If this is the case, then no virus exists so the lab leak theory is just a major diversion & no “vaccine” was ever going to be effective against microwave radiation.
There is a temporal association between every major influenza epidemic & an increase in the EMF exposure of the planet.
Beverly Rubik, whose work I have come across via MD4CE zoom meetings, gives an explanation in this Rumble video.
https://rumble.com/v30y8oi-adverse-health-effects-of-wireless-communication-radiation-by-berverly-rubi.html
The Comments section in the Daily Mail article about suggested genetic predisposition to immunity is encouraging.
I’ll take my chances with the risks from the disease rather than those of the jab!
That’s a sad indictment isn’t it?
I wouldn’t be surprised if Other Interests are frustrated that their JSO protestors had not yet achieved martyrdom due to an irate driver. Perhaps their view of human nature isn’t the same as that of the majority.
The JSO speaker in the video was correct on one key point though: “this government does not have our best interests at heart”.
In the above article we find
Er, no.

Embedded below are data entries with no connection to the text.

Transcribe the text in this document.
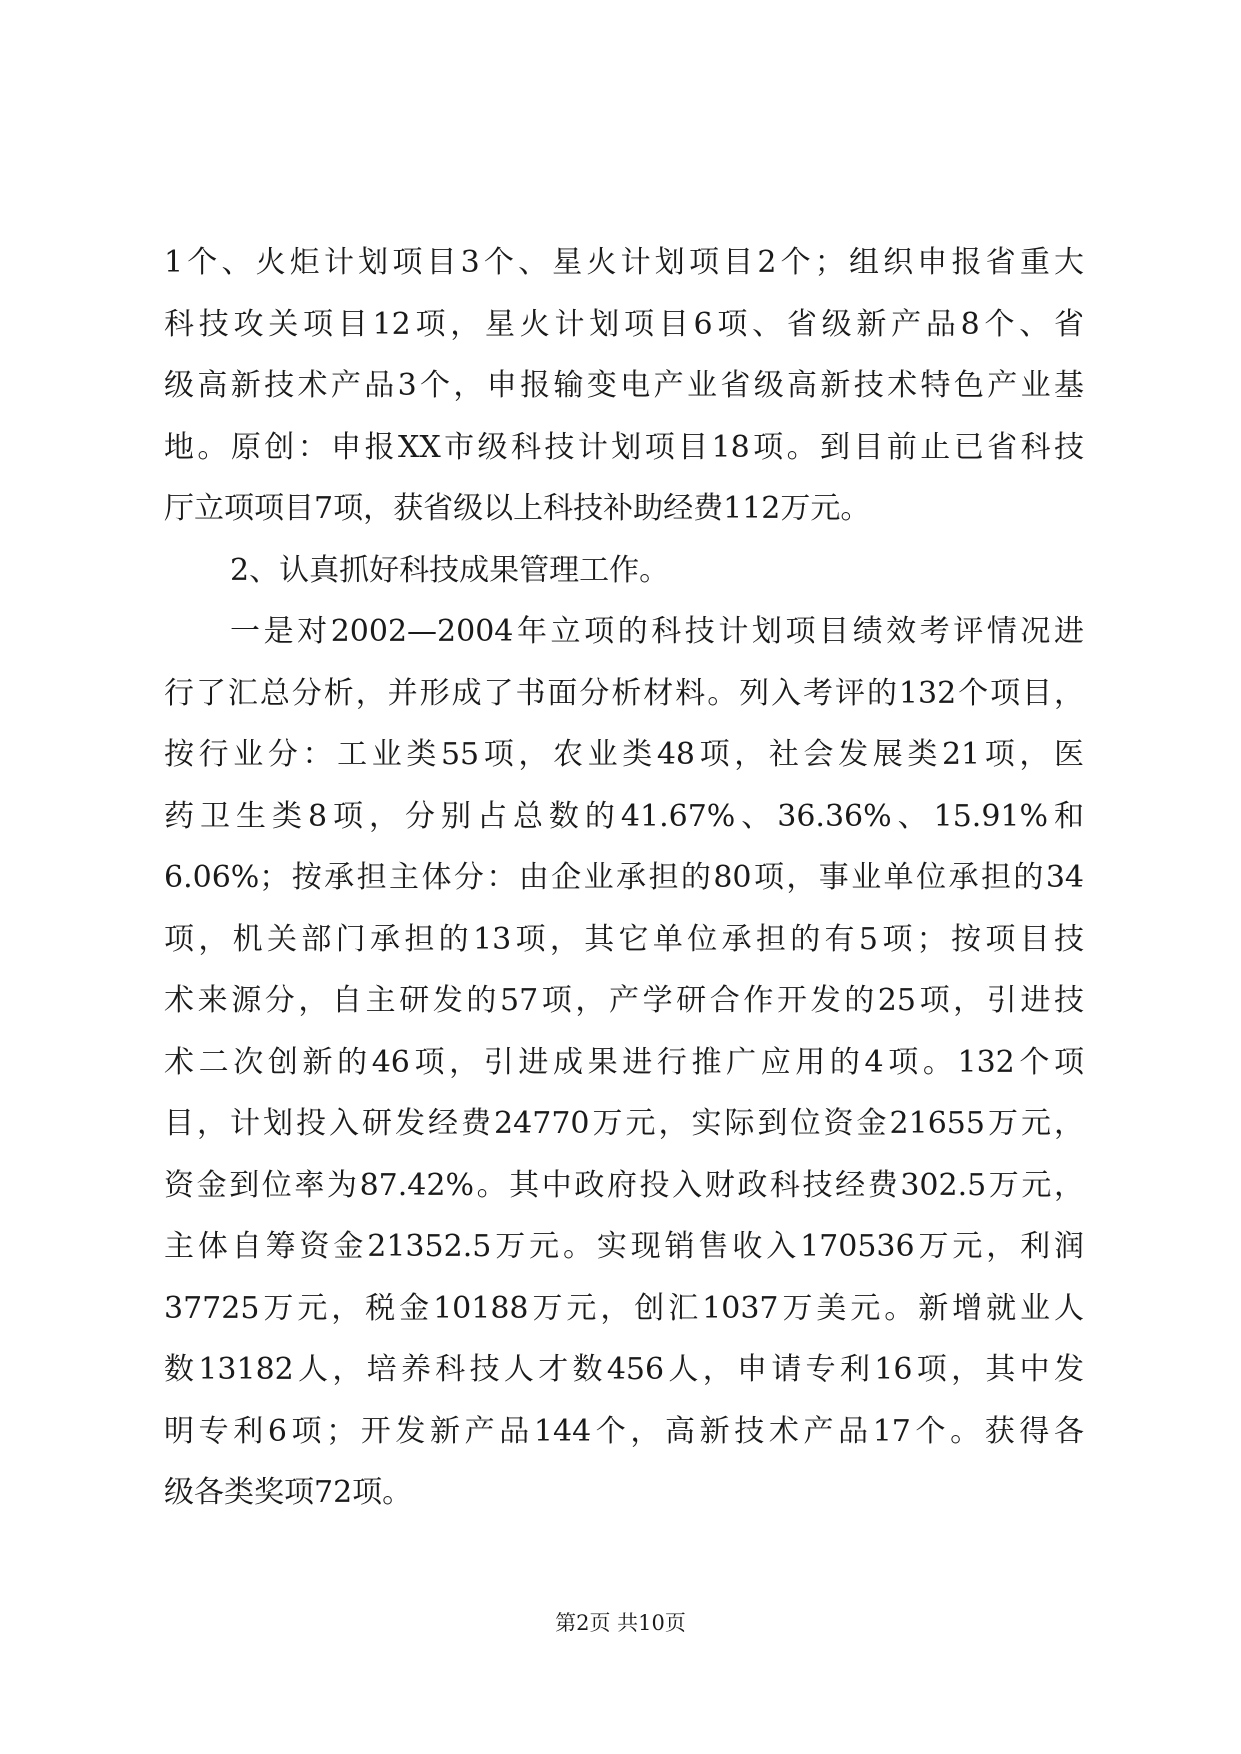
1个、火炬计划项目3个、星火计划项目2个；组织申报省重大
科技攻关项目12项，星火计划项目6项、省级新产品8个、省
级高新技术产品3个，申报输变电产业省级高新技术特色产业基
地。原创：申报XX市级科技计划项目18项。到目前止已省科技
厅立项项目7项，获省级以上科技补助经费112万元。
2、认真抓好科技成果管理工作。
一是对2002—2004年立项的科技计划项目绩效考评情况进
行了汇总分析，并形成了书面分析材料。列入考评的132个项目，
按行业分：工业类55项，农业类48项，社会发展类21项，医
药卫生类8项，分别占总数的41.67%、36.36%、15.91%和
6.06%；按承担主体分：由企业承担的80项，事业单位承担的34
项，机关部门承担的13项，其它单位承担的有5项；按项目技
术来源分，自主研发的57项，产学研合作开发的25项，引进技
术二次创新的46项，引进成果进行推广应用的4项。132个项
目，计划投入研发经费24770万元，实际到位资金21655万元，
资金到位率为87.42%。其中政府投入财政科技经费302.5万元，
主体自筹资金21352.5万元。实现销售收入170536万元，利润
37725万元，税金10188万元，创汇1037万美元。新增就业人
数13182人，培养科技人才数456人，申请专利16项，其中发
明专利6项；开发新产品144个，高新技术产品17个。获得各
级各类奖项72项。
第2页 共10页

Where’s the evidence of this?
Then we get:
OK so we’re not eviscerating kids yet (though we seem to be encouraging them to have their ‘bits’ mutilated (reminds me of FGM outrage)), but we are sacrificing their future well-being on the altar of Green alarmism.
“Just Stop Just Stop Oil” my response to these entitled dweebs. As a paid up member of the middle classes, they are a disgrace to said middle class!
ps. W no more choose our class than we do our parents…
Reminds me of the song:
I’ve danced with a man, who’s danced with a girl, who’s danced with the Prince of Wales.